1. Cuando el rey Antíoco atravesaba las regiones altas de Persia, tuvo noticias de Elimaida, ciudad célebre por su riqueza de plata y oro.
2. Había en ella un templo extraordinariamente rico, en el cual se guardaban armaduras de oro, corazas y armas, que allí había dejado el rey macedonio Alejandro, hijo de Filipo, el primer soberano de los griegos.
3. Fue allá e intentó apoderarse de la ciudad, pero no lo consiguió, porque los habitantes conocieron su intención
4. y salieron armados contra él. Tuvo que huir, y se alejó muy amargado para volver a Babilonia.

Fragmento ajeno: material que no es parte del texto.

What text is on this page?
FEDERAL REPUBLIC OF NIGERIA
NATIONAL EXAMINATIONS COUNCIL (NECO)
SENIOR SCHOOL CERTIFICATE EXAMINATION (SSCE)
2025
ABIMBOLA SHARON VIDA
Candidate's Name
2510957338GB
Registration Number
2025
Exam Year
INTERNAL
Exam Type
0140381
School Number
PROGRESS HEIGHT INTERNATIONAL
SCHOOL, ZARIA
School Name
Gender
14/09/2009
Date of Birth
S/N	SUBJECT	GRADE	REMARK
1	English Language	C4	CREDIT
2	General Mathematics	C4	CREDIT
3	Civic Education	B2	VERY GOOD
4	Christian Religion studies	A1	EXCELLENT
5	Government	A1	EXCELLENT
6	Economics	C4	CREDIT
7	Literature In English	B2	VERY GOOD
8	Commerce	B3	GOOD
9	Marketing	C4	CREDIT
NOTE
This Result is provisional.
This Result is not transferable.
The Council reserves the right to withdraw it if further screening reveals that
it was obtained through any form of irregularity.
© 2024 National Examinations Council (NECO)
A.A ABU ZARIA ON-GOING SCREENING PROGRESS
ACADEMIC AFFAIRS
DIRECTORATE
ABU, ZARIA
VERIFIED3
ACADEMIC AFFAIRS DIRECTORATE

5. Estando todavía en Persia, le comunicaron las derrotas de los ejércitos enviados a Judea. Le dijeron
6. que Lisias, aunque había ido con un ejército poderoso, tuvo que huir ante los judíos, los cuales se habían fortalecido con las armas y el abundante botín tomado a los ejércitos vecinos.
7. Supo que los judíos habían destruido el abominable ídolo erigido por él sobre el altar de Jerusalén y habían levantado nuevamente las murallas del Templo a la misma altura que las anteriores; además habían fortificado la ciudad de Betsur.
8. Cuando recibió estas noticias, quedó aterrado, y se conmovió profundamente. Enfermó y quedó muy deprimido porque las cosas no le habían salido como él esperaba.
9. Así estuvo muchos días sin que pudiera superar esta profunda angustia. Creyendo que iba a morir,
10. llamó a sus amigos y les dijo: «Ha huido el sueño de mis ojos y me siento muy quebrantado por mis inquietudes.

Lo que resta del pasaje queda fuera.